The following article is excerpted from the May 1, 2001 issue of the
Smithsonian
magazine.
Marsha Ogilvie's hands carefully, respectfully, lift the skull from an elongate cardboard carton, and she says, "He's in good shape." In the carton is the rest of him, his vertebrae strung together like chunky beads, his ribs in a clear plastic bag, the heavy thighbones (femurs) and shinbones (tibias) on the bottom so as not to break the more fragile parts. Nothing is unusual about this scene in the osteology lab at the University of New Mexico's Maxwell Museum of Anthropology in Albuquerque. Human skeletons are cataloged and analyzed here every day. Nothing unusual.
Recently awarded a PhD in biological anthropology from the University of New Mexico, Ogilvie explains why she suspects the skull belonged to a male. Among other things, she says, "See this nice browridge, and these mastoid processes behind the ears? They're larger, they project farther than a female's." Here in the osteology lab that--over a period of 12 years--she apprenticed in, and later managed while studying for her master's and then her doctorate, no one is at all amazed that Ogilvie is blind.

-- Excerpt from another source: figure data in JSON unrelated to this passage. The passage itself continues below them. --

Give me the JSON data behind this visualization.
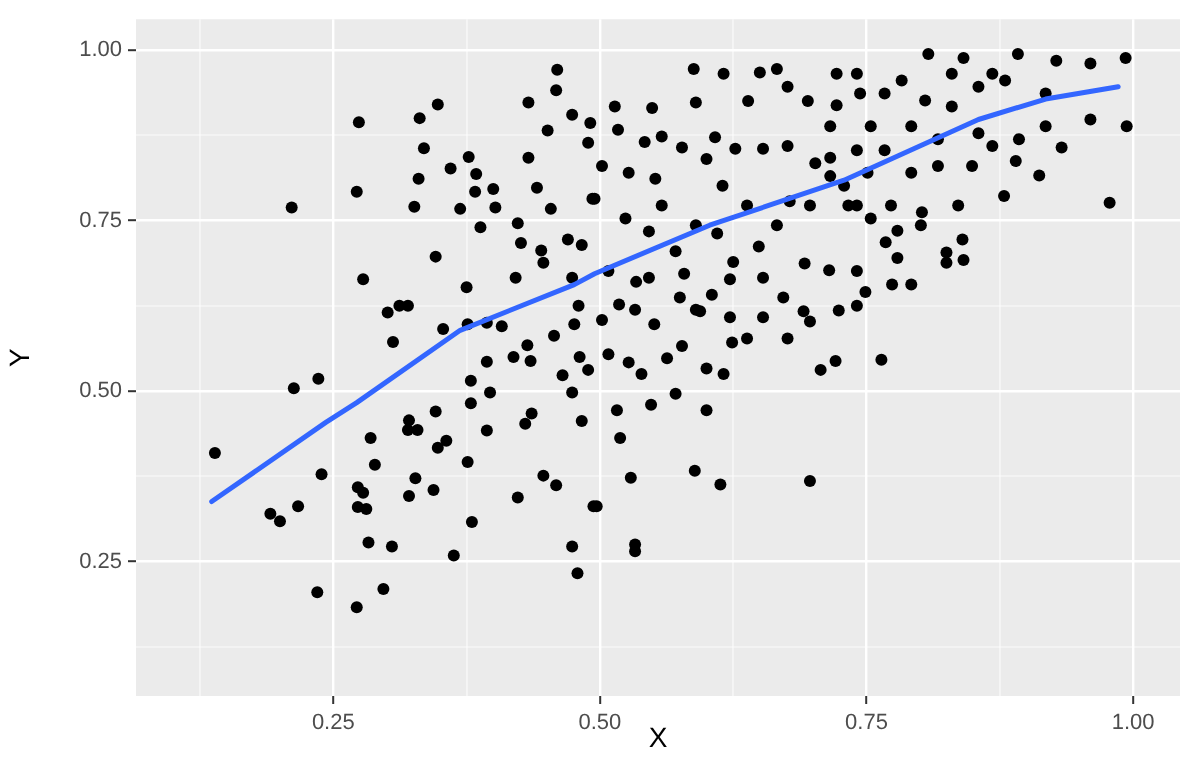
{
  "chart_data": {
    "type": "scatter",
    "xlabel": "X",
    "ylabel": "Y",
    "xlim": [
      0.065,
      1.044
    ],
    "ylim": [
      0.053,
      1.045
    ],
    "xticks": [
      {
        "value": 0.125,
        "label": null
      },
      {
        "value": 0.25,
        "label": "0.25"
      },
      {
        "value": 0.375,
        "label": null
      },
      {
        "value": 0.5,
        "label": "0.50"
      },
      {
        "value": 0.625,
        "label": null
      },
      {
        "value": 0.75,
        "label": "0.75"
      },
      {
        "value": 0.875,
        "label": null
      },
      {
        "value": 1,
        "label": "1.00"
      }
    ],
    "yticks": [
      {
        "value": 0.125,
        "label": null
      },
      {
        "value": 0.25,
        "label": "0.25"
      },
      {
        "value": 0.375,
        "label": null
      },
      {
        "value": 0.5,
        "label": "0.50"
      },
      {
        "value": 0.625,
        "label": null
      },
      {
        "value": 0.75,
        "label": "0.75"
      },
      {
        "value": 0.875,
        "label": null
      },
      {
        "value": 1,
        "label": "1.00"
      }
    ],
    "grid": true,
    "legend": false,
    "series": [
      {
        "marker": "circle",
        "color": "#000000",
        "x": [
          0.139,
          0.191,
          0.2,
          0.217,
          0.213,
          0.235,
          0.239,
          0.272,
          0.273,
          0.273,
          0.281,
          0.278,
          0.283,
          0.285,
          0.289,
          0.297,
          0.305,
          0.321,
          0.32,
          0.321,
          0.327,
          0.329,
          0.344,
          0.346,
          0.348,
          0.356,
          0.363,
          0.376,
          0.379,
          0.38,
          0.394,
          0.397,
          0.423,
          0.43,
          0.436,
          0.447,
          0.459,
          0.474,
          0.479,
          0.483,
          0.494,
          0.474,
          0.497,
          0.516,
          0.548,
          0.571,
          0.519,
          0.529,
          0.533,
          0.533,
          0.589,
          0.613,
          0.6,
          0.697,
          0.211,
          0.236,
          0.272,
          0.274,
          0.278,
          0.301,
          0.312,
          0.32,
          0.306,
          0.331,
          0.348,
          0.335,
          0.33,
          0.326,
          0.346,
          0.36,
          0.369,
          0.377,
          0.384,
          0.383,
          0.4,
          0.402,
          0.388,
          0.375,
          0.353,
          0.376,
          0.394,
          0.408,
          0.394,
          0.419,
          0.379,
          0.423,
          0.426,
          0.421,
          0.433,
          0.433,
          0.451,
          0.459,
          0.46,
          0.474,
          0.441,
          0.454,
          0.445,
          0.447,
          0.435,
          0.432,
          0.457,
          0.47,
          0.474,
          0.48,
          0.476,
          0.481,
          0.465,
          0.491,
          0.489,
          0.493,
          0.588,
          0.616,
          0.65,
          0.666,
          0.808,
          0.841,
          0.892,
          0.928,
          0.96,
          0.993,
          0.994,
          0.978,
          0.879,
          0.912,
          0.89,
          0.933,
          0.96,
          0.836,
          0.84,
          0.825,
          0.841,
          0.825,
          0.764,
          0.749,
          0.741,
          0.715,
          0.692,
          0.672,
          0.697,
          0.691,
          0.724,
          0.707,
          0.676,
          0.721,
          0.653,
          0.622,
          0.605,
          0.59,
          0.638,
          0.624,
          0.616,
          0.6,
          0.577,
          0.563,
          0.539,
          0.527,
          0.508,
          0.489,
          0.518,
          0.546,
          0.579,
          0.594,
          0.533,
          0.502,
          0.551,
          0.625,
          0.61,
          0.649,
          0.666,
          0.678,
          0.697,
          0.741,
          0.773,
          0.801,
          0.802,
          0.779,
          0.768,
          0.754,
          0.733,
          0.729,
          0.716,
          0.751,
          0.792,
          0.817,
          0.849,
          0.767,
          0.741,
          0.716,
          0.702,
          0.676,
          0.653,
          0.627,
          0.608,
          0.6,
          0.577,
          0.558,
          0.542,
          0.549,
          0.59,
          0.639,
          0.676,
          0.695,
          0.722,
          0.744,
          0.767,
          0.783,
          0.805,
          0.83,
          0.855,
          0.88,
          0.918,
          0.83,
          0.868,
          0.741,
          0.722,
          0.716,
          0.754,
          0.792,
          0.817,
          0.855,
          0.893,
          0.918,
          0.868,
          0.514,
          0.517,
          0.502,
          0.527,
          0.552,
          0.558,
          0.495,
          0.524,
          0.546,
          0.571,
          0.59,
          0.638,
          0.615,
          0.483,
          0.508,
          0.534,
          0.575,
          0.622,
          0.653,
          0.741,
          0.779,
          0.792,
          0.774
        ],
        "values": [
          0.409,
          0.32,
          0.309,
          0.331,
          0.504,
          0.205,
          0.378,
          0.183,
          0.359,
          0.33,
          0.327,
          0.351,
          0.278,
          0.431,
          0.392,
          0.21,
          0.272,
          0.457,
          0.443,
          0.346,
          0.372,
          0.443,
          0.355,
          0.47,
          0.417,
          0.427,
          0.259,
          0.396,
          0.482,
          0.308,
          0.442,
          0.498,
          0.344,
          0.452,
          0.467,
          0.376,
          0.362,
          0.272,
          0.233,
          0.456,
          0.331,
          0.498,
          0.331,
          0.472,
          0.48,
          0.496,
          0.431,
          0.373,
          0.275,
          0.265,
          0.383,
          0.363,
          0.472,
          0.368,
          0.769,
          0.518,
          0.792,
          0.894,
          0.664,
          0.615,
          0.625,
          0.625,
          0.572,
          0.9,
          0.92,
          0.856,
          0.811,
          0.77,
          0.697,
          0.826,
          0.767,
          0.843,
          0.818,
          0.792,
          0.796,
          0.769,
          0.74,
          0.652,
          0.591,
          0.598,
          0.6,
          0.595,
          0.543,
          0.55,
          0.515,
          0.746,
          0.717,
          0.666,
          0.842,
          0.923,
          0.882,
          0.941,
          0.971,
          0.905,
          0.798,
          0.767,
          0.706,
          0.688,
          0.544,
          0.567,
          0.581,
          0.722,
          0.666,
          0.625,
          0.598,
          0.55,
          0.523,
          0.893,
          0.864,
          0.782,
          0.972,
          0.965,
          0.967,
          0.972,
          0.994,
          0.988,
          0.994,
          0.984,
          0.98,
          0.988,
          0.888,
          0.776,
          0.786,
          0.816,
          0.837,
          0.857,
          0.898,
          0.772,
          0.722,
          0.703,
          0.692,
          0.688,
          0.546,
          0.645,
          0.625,
          0.677,
          0.687,
          0.637,
          0.602,
          0.617,
          0.618,
          0.531,
          0.577,
          0.544,
          0.666,
          0.664,
          0.641,
          0.619,
          0.577,
          0.571,
          0.525,
          0.533,
          0.566,
          0.548,
          0.525,
          0.542,
          0.554,
          0.531,
          0.627,
          0.666,
          0.672,
          0.617,
          0.619,
          0.604,
          0.598,
          0.689,
          0.731,
          0.712,
          0.743,
          0.778,
          0.772,
          0.772,
          0.772,
          0.743,
          0.762,
          0.735,
          0.718,
          0.753,
          0.772,
          0.801,
          0.815,
          0.82,
          0.82,
          0.83,
          0.83,
          0.853,
          0.853,
          0.842,
          0.834,
          0.859,
          0.855,
          0.855,
          0.872,
          0.84,
          0.857,
          0.873,
          0.865,
          0.915,
          0.923,
          0.925,
          0.946,
          0.925,
          0.919,
          0.936,
          0.936,
          0.955,
          0.926,
          0.917,
          0.946,
          0.955,
          0.936,
          0.965,
          0.965,
          0.965,
          0.965,
          0.888,
          0.888,
          0.888,
          0.869,
          0.878,
          0.869,
          0.888,
          0.859,
          0.917,
          0.883,
          0.83,
          0.82,
          0.811,
          0.772,
          0.782,
          0.753,
          0.734,
          0.705,
          0.743,
          0.772,
          0.801,
          0.714,
          0.676,
          0.66,
          0.637,
          0.608,
          0.608,
          0.676,
          0.695,
          0.656,
          0.656
        ]
      },
      {
        "type": "line",
        "marker": "none",
        "color": "#3366ff",
        "x": [
          0.136,
          0.243,
          0.272,
          0.369,
          0.476,
          0.495,
          0.603,
          0.729,
          0.855,
          0.918,
          0.986
        ],
        "values": [
          0.338,
          0.454,
          0.483,
          0.589,
          0.656,
          0.672,
          0.743,
          0.809,
          0.898,
          0.928,
          0.946
        ]
      }
    ]
  }
}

From the carton, she fetches a tibia, smiles and says, "It looks to me like he wasn't a total couch potato." Her seeing fingers flutter over the smooth length of the bone and then the articular surface at the ends, with little holes like a hardened sponge, where it joins with the knee and the foot.
"The flatter the tibia is, and the more triangular in cross section, the more mobile the guy was," she says, "but you can't make any kind of real judgment based only on one bone. It's all too relative." Next to be checked is a femur. It is essentially cylindrical, but with a knob that fits into the hip, and along the rear of its length the bone extends out a bit in a long ridge. "This ridge means he was pretty mobile. Probably walked a lot."
Bone is living tissue, and it responds to stress by adding to the stressed area. Similarly, it gives up material if not used. Most of us do not have an image of ourselves as a skeleton, she says, and if we do, we don't think of our bones as malleable. But they are: bones tell stories. "You get to know something about people who you never met, and to a bone aficionado, that's really exciting."